The Dublin Medical Press described Hynd’s procedure as “a solution of 15 grains of acetate of morphia, dissolved in one drachm of creosote, that was introduced to the supra-orbital nerve, and along the course of the temporal, malar, and buccal nerves, by four punctures of an instrument made for the purpose”.

It continued: “In the space of a minute, all pain – except that caused by the operation, which was very slight – had ceased, and she slept better that night than she had for months.”

Surgeon Rynd’s new procedure was soon used widely to treat pain, and was championed around the world as “the greatest boon to medicine since the discovery of chloroform”.

Florence Nightingale benefited from it herself during an illness, and declared: “Nothing did me any good, but a curious little new-fangled operation of putting opium under the skin, which relieved [the pain] for 24 hours.”

Academic paper

An Edinburgh physician called Alexander Wood (1817-84) was the first to properly publish an academic paper on the ‘subcutaneous therapeutic injection of drugs’, in 1855.

He used one of the “elegant little syringes constructed ... by Mr.
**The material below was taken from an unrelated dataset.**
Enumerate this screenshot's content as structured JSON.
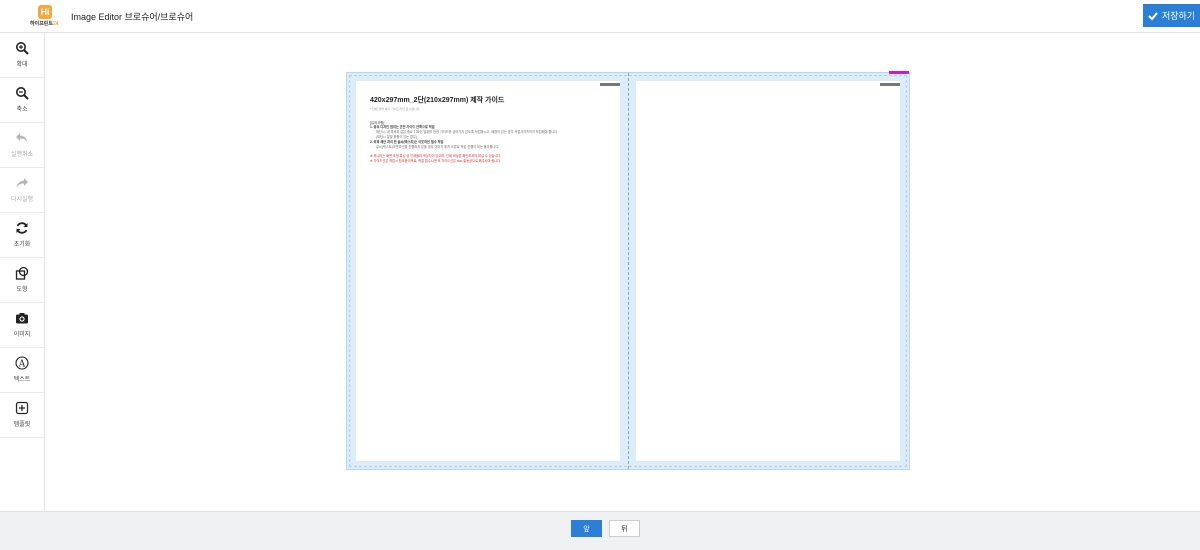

Ferguson of Giltspur Street”, and was thus championed as the inventor of the hypodermic syringe.

In Rynd’s initial design, the liquid being injected simply flowed slowly out of the needle under gravity.

In 1853, a plunger was added to the syringe, allowing for a faster injection, directly into a vein, against the flow and pressure of the blood.

Blood tests

So, Francis Rynd should also be thanked for making blood tests possible – the addition of the plunger allowed the taking of blood samples, which could then be subjected to diagnostic tests.

After his invention became a vital tool in hospitals and surgeries, Rynd held a prominent presence in Ireland’s medical and social circles.

A history of the Meath Hospital and County Dublin Infirmary where he worked, published in 1888, records that “Francis Rynd was a perfect gentleman, and had very polished manners; he mixed in the best society, had most of the nobility in Ireland among his patients; dressed most fashionably, and was a great favourite with the ladies.”

Francis Rynd died in Dublin in 1861.